Is Anyone Seeing Your Ads?
If you’re in the digital media business, then you’re probably aware of the countless discussions happening in the industry with regard to ad viewability measurement. No? Then let’s take a step back to recap what viewability is and why these discussions were initiated.
What’s the Background?
Back in 2011, the Interactive Advertising Bureau (IAB), the Association of National Advertisers (ANA) and the American Association of Advertising Agencies (4As) came together to form the Making Measurement Make Sense (3MS) initiative. 3MS was designed to encourage collaboration and consensus on media measurement, and one of the first key issues addressed was viewability measurement.

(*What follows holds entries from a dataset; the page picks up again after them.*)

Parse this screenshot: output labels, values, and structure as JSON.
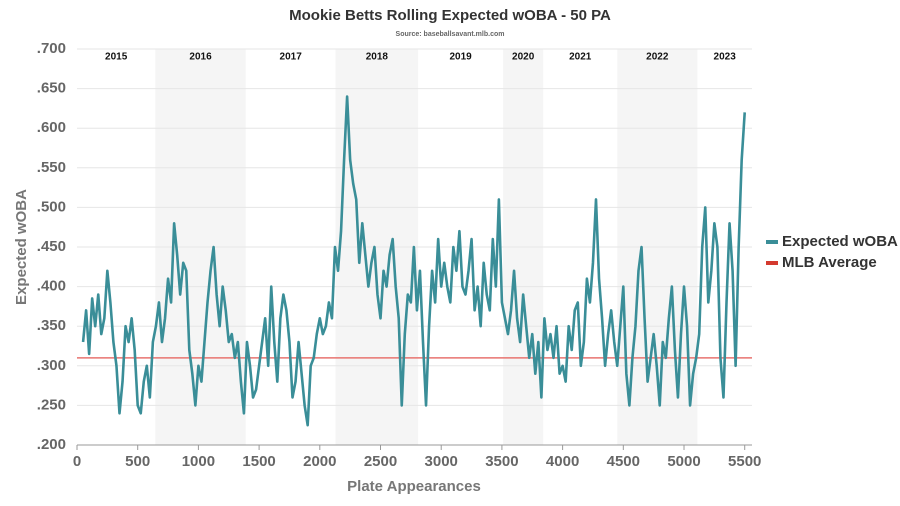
{
  "chart_data": {
    "type": "line",
    "title": "Mookie Betts Rolling Expected wOBA - 50 PA",
    "subtitle": "Source: baseballsavant.mlb.com",
    "xlabel": "Plate Appearances",
    "ylabel": "Expected wOBA",
    "xlim": [
      0,
      5560
    ],
    "ylim": [
      0.2,
      0.7
    ],
    "xticks": [
      0,
      500,
      1000,
      1500,
      2000,
      2500,
      3000,
      3500,
      4000,
      4500,
      5000,
      5500
    ],
    "yticks": [
      {
        "value": 0.2,
        "label": ".200"
      },
      {
        "value": 0.25,
        "label": ".250"
      },
      {
        "value": 0.3,
        "label": ".300"
      },
      {
        "value": 0.35,
        "label": ".350"
      },
      {
        "value": 0.4,
        "label": ".400"
      },
      {
        "value": 0.45,
        "label": ".450"
      },
      {
        "value": 0.5,
        "label": ".500"
      },
      {
        "value": 0.55,
        "label": ".550"
      },
      {
        "value": 0.6,
        "label": ".600"
      },
      {
        "value": 0.65,
        "label": ".650"
      },
      {
        "value": 0.7,
        "label": ".700"
      }
    ],
    "grid": true,
    "legend": "right",
    "seasons": [
      {
        "label": "2015",
        "start": 0,
        "end": 645,
        "shaded": false
      },
      {
        "label": "2016",
        "start": 645,
        "end": 1390,
        "shaded": true
      },
      {
        "label": "2017",
        "start": 1390,
        "end": 2130,
        "shaded": false
      },
      {
        "label": "2018",
        "start": 2130,
        "end": 2810,
        "shaded": true
      },
      {
        "label": "2019",
        "start": 2810,
        "end": 3510,
        "shaded": false
      },
      {
        "label": "2020",
        "start": 3510,
        "end": 3840,
        "shaded": true
      },
      {
        "label": "2021",
        "start": 3840,
        "end": 4450,
        "shaded": false
      },
      {
        "label": "2022",
        "start": 4450,
        "end": 5110,
        "shaded": true
      },
      {
        "label": "2023",
        "start": 5110,
        "end": 5560,
        "shaded": false
      }
    ],
    "reference_line": {
      "name": "MLB Average",
      "value": 0.31,
      "color": "#e8736f"
    },
    "x": [
      50,
      75,
      100,
      125,
      150,
      175,
      200,
      225,
      250,
      275,
      300,
      325,
      350,
      375,
      400,
      425,
      450,
      475,
      500,
      525,
      550,
      575,
      600,
      625,
      650,
      675,
      700,
      725,
      750,
      775,
      800,
      825,
      850,
      875,
      900,
      925,
      950,
      975,
      1000,
      1025,
      1050,
      1075,
      1100,
      1125,
      1150,
      1175,
      1200,
      1225,
      1250,
      1275,
      1300,
      1325,
      1350,
      1375,
      1400,
      1425,
      1450,
      1475,
      1500,
      1525,
      1550,
      1575,
      1600,
      1625,
      1650,
      1675,
      1700,
      1725,
      1750,
      1775,
      1800,
      1825,
      1850,
      1875,
      1900,
      1925,
      1950,
      1975,
      2000,
      2025,
      2050,
      2075,
      2100,
      2125,
      2150,
      2175,
      2200,
      2225,
      2250,
      2275,
      2300,
      2325,
      2350,
      2375,
      2400,
      2425,
      2450,
      2475,
      2500,
      2525,
      2550,
      2575,
      2600,
      2625,
      2650,
      2675,
      2700,
      2725,
      2750,
      2775,
      2800,
      2825,
      2850,
      2875,
      2900,
      2925,
      2950,
      2975,
      3000,
      3025,
      3050,
      3075,
      3100,
      3125,
      3150,
      3175,
      3200,
      3225,
      3250,
      3275,
      3300,
      3325,
      3350,
      3375,
      3400,
      3425,
      3450,
      3475,
      3500,
      3525,
      3550,
      3575,
      3600,
      3625,
      3650,
      3675,
      3700,
      3725,
      3750,
      3775,
      3800,
      3825,
      3850,
      3875,
      3900,
      3925,
      3950,
      3975,
      4000,
      4025,
      4050,
      4075,
      4100,
      4125,
      4150,
      4175,
      4200,
      4225,
      4250,
      4275,
      4300,
      4325,
      4350,
      4375,
      4400,
      4425,
      4450,
      4475,
      4500,
      4525,
      4550,
      4575,
      4600,
      4625,
      4650,
      4675,
      4700,
      4725,
      4750,
      4775,
      4800,
      4825,
      4850,
      4875,
      4900,
      4925,
      4950,
      4975,
      5000,
      5025,
      5050,
      5075,
      5100,
      5125,
      5150,
      5175,
      5200,
      5225,
      5250,
      5275,
      5300,
      5325,
      5350,
      5375,
      5400,
      5425,
      5450,
      5475,
      5500
    ],
    "series": [
      {
        "name": "Expected wOBA",
        "color": "#3a8e98",
        "values": [
          0.33,
          0.37,
          0.315,
          0.385,
          0.35,
          0.39,
          0.34,
          0.36,
          0.42,
          0.38,
          0.33,
          0.3,
          0.24,
          0.28,
          0.35,
          0.33,
          0.36,
          0.32,
          0.25,
          0.24,
          0.28,
          0.3,
          0.26,
          0.33,
          0.35,
          0.38,
          0.33,
          0.36,
          0.41,
          0.38,
          0.48,
          0.44,
          0.39,
          0.43,
          0.42,
          0.32,
          0.29,
          0.25,
          0.3,
          0.28,
          0.33,
          0.38,
          0.42,
          0.45,
          0.39,
          0.35,
          0.4,
          0.37,
          0.33,
          0.34,
          0.31,
          0.33,
          0.28,
          0.24,
          0.33,
          0.3,
          0.26,
          0.27,
          0.3,
          0.33,
          0.36,
          0.3,
          0.4,
          0.33,
          0.28,
          0.36,
          0.39,
          0.37,
          0.33,
          0.26,
          0.28,
          0.33,
          0.29,
          0.25,
          0.225,
          0.3,
          0.31,
          0.34,
          0.36,
          0.34,
          0.35,
          0.38,
          0.36,
          0.45,
          0.42,
          0.47,
          0.56,
          0.64,
          0.56,
          0.53,
          0.51,
          0.43,
          0.48,
          0.44,
          0.4,
          0.43,
          0.45,
          0.39,
          0.36,
          0.42,
          0.4,
          0.44,
          0.46,
          0.4,
          0.36,
          0.25,
          0.34,
          0.39,
          0.38,
          0.45,
          0.37,
          0.42,
          0.33,
          0.25,
          0.35,
          0.42,
          0.38,
          0.46,
          0.4,
          0.43,
          0.4,
          0.38,
          0.45,
          0.42,
          0.47,
          0.4,
          0.39,
          0.42,
          0.46,
          0.37,
          0.4,
          0.35,
          0.43,
          0.39,
          0.37,
          0.46,
          0.4,
          0.51,
          0.38,
          0.36,
          0.34,
          0.37,
          0.42,
          0.36,
          0.33,
          0.39,
          0.35,
          0.31,
          0.34,
          0.29,
          0.33,
          0.26,
          0.36,
          0.32,
          0.34,
          0.31,
          0.35,
          0.29,
          0.3,
          0.28,
          0.35,
          0.32,
          0.37,
          0.38,
          0.3,
          0.33,
          0.41,
          0.38,
          0.43,
          0.51,
          0.41,
          0.36,
          0.3,
          0.34,
          0.37,
          0.33,
          0.3,
          0.35,
          0.4,
          0.29,
          0.25,
          0.31,
          0.35,
          0.42,
          0.45,
          0.36,
          0.28,
          0.31,
          0.34,
          0.3,
          0.25,
          0.33,
          0.31,
          0.36,
          0.4,
          0.32,
          0.26,
          0.34,
          0.4,
          0.35,
          0.25,
          0.29,
          0.31,
          0.34,
          0.45,
          0.5,
          0.38,
          0.42,
          0.48,
          0.45,
          0.31,
          0.26,
          0.38,
          0.48,
          0.42,
          0.3,
          0.45,
          0.56,
          0.62
        ]
      }
    ]
  }
}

Numerous studies have shown that the percentage of served ad impressions that are actually in-view to users can be as low as 30% (especially when running through ad exchanges). In response, the industry has started to shift toward a viewable impression model, thanks in large part to the efforts of 3MS. A viewable impression is defined by the Media Ratings Council (MRC) as an ad impression that is at least 50% in-view to the user for a minimum of 1 second for display ads and 2 seconds for video ads. For larger ad units, the viewable space requirement is 30%.
What’s Happening Now?
Today, it seems like a no-brainer that the viewability goal for all digital advertising should be 100%. The problem is that—in spite of the great strides made by 3MS and other industry leaders—there are still technical challenges that prevent us from reaching this threshold. In late 2014, the IAB released the State of Viewability Transaction 2015, which quotes the MRC as saying that “100% viewability is currently unreasonable, because different ad units, browsers, ad placements, vendors, and measurement methodologies yield wildly different viewability numbers.” Essentially, the technology that is capable of measuring viewability hasn’t quite been perfected yet.
As advertiser demand for guaranteed viewability increases, media publishers have had little choice but to boost the cost-per-thousand (CPM) for their viewable inventory. If you’re an advertiser, you may need to consider whether that higher CPM is justified based on your marketing and media goals (for example, a higher CPM might encumber your ability to achieve a specific ROI target, and therefore wouldn’t be a fit for that particular campaign).
In the State of Viewability Transaction 2015, the IAB recommended seven transaction principles aligning with the progression of viewability measurement. One of these principles states that it is realistic to expect that measured impressions will achieve 70% viewability (at least for now), and that publishers should make good with additional viewable impressions if that threshold is not met.
What Should You Do About It?
- Consider the industry recommendations. Use the IAB’s 70% viewability target and the other transaction principles for your digital marketing efforts where applicable to get the most out of your media budgets. Remember that using this threshold doesn’t equate to “only 70% of my ads are viewable, and I’m OK with that.” It means you understand that not all of your ads can be technically confirmed as viewable (due to the lack of proper measurement technology).
- Expect higher CPMs. We’re already seeing it happen. Viewable impressions come at a premium. If you want your ad to be verified as in-view to the user, be prepared for an increased investment.
- Test, learn and adapt. In some situations, aiming for 70% viewability may conflict with your campaign goals and budgets. For example, you might have a CPA goal that requires lower CPMs and inventory that converts at a higher rate, and if that inventory is not “viewable” by industry standards, you have a decision to make: either trust that the “non-viewable” impressions are actually viewable but not measured, or reevaluate your campaign goals in order to align with the viewability expectations. Otherwise, you might reassess your perspective on the role of display and video advertising in your marketing plans. Can those tactics actually drive conversions when they’re viewable (by industry standards)? You need to test that to find out. If not, then perhaps those tactics should be utilized solely as branding vehicles, in which viewable impressions are still valuable for building engagement and interest among your audiences.
- Stay informed. Keep up with the latest updates from IAB and MRC on this topic to ensure that you are holding your media partners accountable for proper campaign delivery. There’s plenty more to come. In the digital space, we have the ability to be more accurate in the way we quantify and evaluate our media programs, and viewability measurement is a step in the right direction.